Profits tripled, paid subscribers up 12%, and record Q1 free cash flow — so why is Spotify sinking?

Spotify’s earnings had a lot to like, but near-term “noise” might be dampening investors’ appetite for the music streaming stock.

This morning, Spotify reported that it had 678 million monthly active users at the end of Q1, making 1 in 12 people on earth a user of the green streaming machine.

Paid subscribers to the music platform also rose 12% to some 268 million, helping drive the company’s operating profit to €509 million — more than triple the figure notched in the same quarter a year ago, as the company’s continued focus on profitability nearly makes up for years of consistent losses.

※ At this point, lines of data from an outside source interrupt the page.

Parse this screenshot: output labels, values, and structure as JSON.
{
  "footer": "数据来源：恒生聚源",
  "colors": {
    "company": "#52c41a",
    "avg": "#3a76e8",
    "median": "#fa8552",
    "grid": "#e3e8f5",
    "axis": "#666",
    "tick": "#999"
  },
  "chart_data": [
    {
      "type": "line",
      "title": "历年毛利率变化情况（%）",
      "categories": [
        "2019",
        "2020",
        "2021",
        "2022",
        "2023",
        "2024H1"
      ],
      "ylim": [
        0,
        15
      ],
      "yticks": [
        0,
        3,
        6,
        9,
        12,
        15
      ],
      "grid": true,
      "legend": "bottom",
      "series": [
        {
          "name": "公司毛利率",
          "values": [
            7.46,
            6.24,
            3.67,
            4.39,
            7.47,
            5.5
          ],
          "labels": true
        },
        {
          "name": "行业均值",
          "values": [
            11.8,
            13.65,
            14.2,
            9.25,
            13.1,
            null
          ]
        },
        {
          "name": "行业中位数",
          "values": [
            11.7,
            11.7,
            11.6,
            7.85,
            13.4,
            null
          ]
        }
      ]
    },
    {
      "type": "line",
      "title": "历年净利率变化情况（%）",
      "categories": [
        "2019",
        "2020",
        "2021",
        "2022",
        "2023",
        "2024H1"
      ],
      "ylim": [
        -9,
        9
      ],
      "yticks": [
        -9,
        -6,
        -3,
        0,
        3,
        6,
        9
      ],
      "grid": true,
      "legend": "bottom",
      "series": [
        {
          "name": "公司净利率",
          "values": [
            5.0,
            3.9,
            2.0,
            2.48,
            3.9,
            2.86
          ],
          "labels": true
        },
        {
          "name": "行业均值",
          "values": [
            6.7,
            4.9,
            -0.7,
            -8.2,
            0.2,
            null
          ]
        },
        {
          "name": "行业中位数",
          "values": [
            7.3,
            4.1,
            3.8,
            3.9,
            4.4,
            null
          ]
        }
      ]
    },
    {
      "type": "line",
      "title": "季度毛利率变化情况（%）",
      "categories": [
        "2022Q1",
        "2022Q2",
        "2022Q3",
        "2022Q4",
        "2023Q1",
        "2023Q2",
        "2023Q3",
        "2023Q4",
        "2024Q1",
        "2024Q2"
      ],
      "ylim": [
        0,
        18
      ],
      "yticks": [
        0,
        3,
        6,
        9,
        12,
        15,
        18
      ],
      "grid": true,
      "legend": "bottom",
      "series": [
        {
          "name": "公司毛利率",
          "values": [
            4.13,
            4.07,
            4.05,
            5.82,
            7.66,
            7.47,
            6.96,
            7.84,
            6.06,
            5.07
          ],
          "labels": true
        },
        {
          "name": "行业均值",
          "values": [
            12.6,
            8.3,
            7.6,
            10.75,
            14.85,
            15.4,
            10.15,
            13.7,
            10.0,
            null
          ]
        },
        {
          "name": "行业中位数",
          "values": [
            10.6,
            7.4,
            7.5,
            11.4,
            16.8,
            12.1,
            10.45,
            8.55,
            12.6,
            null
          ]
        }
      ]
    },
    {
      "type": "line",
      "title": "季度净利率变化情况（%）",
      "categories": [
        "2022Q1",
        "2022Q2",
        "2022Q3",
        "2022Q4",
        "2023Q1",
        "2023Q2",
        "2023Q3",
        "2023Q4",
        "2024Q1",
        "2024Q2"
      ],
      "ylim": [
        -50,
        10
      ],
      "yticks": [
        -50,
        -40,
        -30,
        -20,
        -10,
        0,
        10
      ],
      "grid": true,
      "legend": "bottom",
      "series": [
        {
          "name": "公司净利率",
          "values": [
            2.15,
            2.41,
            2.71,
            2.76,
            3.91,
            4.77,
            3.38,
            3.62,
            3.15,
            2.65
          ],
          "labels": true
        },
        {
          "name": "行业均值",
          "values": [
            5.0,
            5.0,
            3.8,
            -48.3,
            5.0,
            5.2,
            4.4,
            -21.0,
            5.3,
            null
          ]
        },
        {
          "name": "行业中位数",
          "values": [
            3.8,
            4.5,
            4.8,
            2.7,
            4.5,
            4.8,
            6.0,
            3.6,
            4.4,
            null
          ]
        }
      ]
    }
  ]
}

And yet, Spotify’s stock is down sharply in early premarket trading as traders ditch SPOT after comments made by the company’s CEO and a weaker user growth forecast.

In the press release detailing the Q1 results, cofounder Daniel Ek said that “the short term may bring some noise, but we remain confident in the long-term story, and the direction we’re heading in feels clearer than ever.” That comment, coupled with a forecast for monthly active users to hit 689 million in Q2, appears to be enough to shake confidence in the growth story at Spotify. Indeed, Wall Street estimates compiled by FactSet reveal that analysts were expecting Spotify to get to ~695 million monthly active users by the end of Q2.

That may not seem like a huge difference, but Spotify’s guidance implies just 2% MAU growth relative to where things were at the end of last year — a less exciting trajectory than Wall Street had anticipated.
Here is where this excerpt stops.